Uma liminar da 7ª Turma Especializada do Tribunal Regional Federal da 2ª Região assegura a um aluno do Colégio Naval a sua permanência na instituição de ensino médio que prepara jovens para a Escola Naval, onde se formam os oficiais da Marinha do Brasil. O aluno ajuizou uma ação ordinária na Justiça Federal do Rio por ter sido impedido de prosseguir no concurso para a escola, em razão de supostamente ser portador de uma má-formação da arcada dentária. A liminar que ele havia pedido ao juízo de 1º grau, para participar da prova de suficiência física no colégio localizado em Angra dos Reis (litoral sul fluminense), havia sido negado e, por isso, ele apresentou um agravo de instrumento ao TRF.
O Colégio Naval foi instituído pelo Decreto nº 6440, de 28 de dezembro de 1876, assinado pela Princesa Isabel, para funcionar na capital fluminense.
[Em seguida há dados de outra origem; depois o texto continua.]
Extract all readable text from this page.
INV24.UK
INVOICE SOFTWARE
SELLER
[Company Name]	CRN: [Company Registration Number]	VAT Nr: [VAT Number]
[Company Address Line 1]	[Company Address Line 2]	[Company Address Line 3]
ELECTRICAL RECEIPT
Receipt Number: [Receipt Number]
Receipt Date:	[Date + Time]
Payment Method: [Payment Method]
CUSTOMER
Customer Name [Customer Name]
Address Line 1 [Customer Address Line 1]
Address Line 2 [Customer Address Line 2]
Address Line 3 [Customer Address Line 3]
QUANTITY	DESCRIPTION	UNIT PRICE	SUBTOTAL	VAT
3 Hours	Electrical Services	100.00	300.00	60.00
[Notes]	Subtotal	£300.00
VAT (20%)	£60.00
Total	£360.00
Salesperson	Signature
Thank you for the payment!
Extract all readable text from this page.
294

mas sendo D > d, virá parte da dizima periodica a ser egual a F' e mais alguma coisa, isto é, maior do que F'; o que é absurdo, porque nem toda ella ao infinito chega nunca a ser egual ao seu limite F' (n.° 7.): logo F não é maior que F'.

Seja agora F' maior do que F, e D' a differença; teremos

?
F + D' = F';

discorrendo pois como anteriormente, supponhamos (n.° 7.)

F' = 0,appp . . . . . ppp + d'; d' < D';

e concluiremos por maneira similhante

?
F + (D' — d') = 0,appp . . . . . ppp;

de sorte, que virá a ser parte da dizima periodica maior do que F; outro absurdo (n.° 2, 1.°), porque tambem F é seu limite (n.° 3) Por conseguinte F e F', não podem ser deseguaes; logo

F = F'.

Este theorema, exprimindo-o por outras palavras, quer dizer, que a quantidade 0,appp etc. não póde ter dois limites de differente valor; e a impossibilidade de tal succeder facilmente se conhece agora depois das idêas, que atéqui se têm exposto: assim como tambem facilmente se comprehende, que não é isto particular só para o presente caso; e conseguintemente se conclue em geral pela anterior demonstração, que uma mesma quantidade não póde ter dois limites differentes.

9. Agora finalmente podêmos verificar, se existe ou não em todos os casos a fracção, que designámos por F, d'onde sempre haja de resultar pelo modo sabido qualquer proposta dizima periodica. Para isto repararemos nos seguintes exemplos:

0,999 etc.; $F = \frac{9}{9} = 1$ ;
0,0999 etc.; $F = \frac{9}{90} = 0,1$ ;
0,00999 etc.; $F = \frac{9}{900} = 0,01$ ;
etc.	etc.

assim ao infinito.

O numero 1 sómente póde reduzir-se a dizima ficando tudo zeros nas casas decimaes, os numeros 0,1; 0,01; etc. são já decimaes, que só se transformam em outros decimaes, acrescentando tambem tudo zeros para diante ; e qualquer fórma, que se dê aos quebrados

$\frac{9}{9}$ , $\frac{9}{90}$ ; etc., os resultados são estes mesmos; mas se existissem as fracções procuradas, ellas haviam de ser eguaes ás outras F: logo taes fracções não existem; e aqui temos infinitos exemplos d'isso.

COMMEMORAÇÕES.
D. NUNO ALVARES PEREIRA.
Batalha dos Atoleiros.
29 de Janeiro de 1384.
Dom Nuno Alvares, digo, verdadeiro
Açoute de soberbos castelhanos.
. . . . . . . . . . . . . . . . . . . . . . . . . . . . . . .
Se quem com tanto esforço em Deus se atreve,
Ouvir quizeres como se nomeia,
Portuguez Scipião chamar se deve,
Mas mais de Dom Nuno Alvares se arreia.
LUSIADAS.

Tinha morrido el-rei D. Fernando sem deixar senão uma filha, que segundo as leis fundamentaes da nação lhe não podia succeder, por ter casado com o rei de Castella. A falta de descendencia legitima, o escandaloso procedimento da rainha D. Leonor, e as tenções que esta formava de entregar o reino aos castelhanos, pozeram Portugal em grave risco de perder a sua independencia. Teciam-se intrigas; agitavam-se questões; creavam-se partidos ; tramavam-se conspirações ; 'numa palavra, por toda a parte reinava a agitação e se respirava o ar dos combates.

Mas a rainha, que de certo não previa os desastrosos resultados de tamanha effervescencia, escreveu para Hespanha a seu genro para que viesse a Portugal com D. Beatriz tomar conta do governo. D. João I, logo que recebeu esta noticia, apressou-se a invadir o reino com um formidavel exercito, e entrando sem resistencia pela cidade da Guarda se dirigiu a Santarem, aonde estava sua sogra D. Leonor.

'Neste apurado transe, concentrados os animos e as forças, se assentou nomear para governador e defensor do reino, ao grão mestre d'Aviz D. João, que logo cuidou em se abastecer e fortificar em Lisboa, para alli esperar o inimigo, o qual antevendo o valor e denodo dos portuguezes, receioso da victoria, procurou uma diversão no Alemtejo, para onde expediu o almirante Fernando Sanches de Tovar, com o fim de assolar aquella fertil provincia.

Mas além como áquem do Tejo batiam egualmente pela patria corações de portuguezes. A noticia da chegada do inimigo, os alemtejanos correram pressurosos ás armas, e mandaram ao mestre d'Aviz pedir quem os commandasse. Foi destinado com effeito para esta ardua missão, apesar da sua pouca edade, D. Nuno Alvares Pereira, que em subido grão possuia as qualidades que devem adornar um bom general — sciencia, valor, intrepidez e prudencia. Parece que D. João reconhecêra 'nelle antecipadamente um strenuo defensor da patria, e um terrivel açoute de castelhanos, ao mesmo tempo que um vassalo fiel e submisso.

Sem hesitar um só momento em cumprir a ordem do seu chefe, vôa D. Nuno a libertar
Desde 1949, a instituição ocupa o prédio da Enseada Batista das Neves, em Angra dos Reis. Em suas alegações, o estudante sustentou que estaria se submetendo a tratamento dentário e que três especialistas em ortodontia e cirurgia maxilo-facial forneceram laudos contestando a avaliação odontológica feita pela Marinha.
Ele argumentou ainda que, se a Justiça não assegurasse sua participação no teste de suficiência física, sofreria dano irreparável (o risco de dano irreparável é um dos pressupostos legais para a concessão de qualquer medida liminar), já que perderia o prazo para se matricular no processo de adaptação no Colégio Naval. Por conta disso, o relator do processo, desembargador federal Sergio Schwaitzer, já havia, antes do julgamento pela 7ª Turma Especializada, deferido parcialmente o pedido liminar para que o autor da causa fizesse o teste, dada a urgência da questão.
O magistrado, em seu voto proferido na sessão de julgamento, destacou que o aluno foi bem sucedido na prova de suficiência física, conforme atestam documentos juntados aos autos e que, além disso, de fato os laudos dos especialistas se opõem à decisão administrativa da Administração Militar: “Compulsando os autos, percebe-se que o agravante (o aluno) encontra-se devidamente matriculado no Colégio Naval, o que demonstra seu êxito no teste supracitado. Assim sendo, faz-se mais acertado permitir a sua freqüência ao referido colégio”.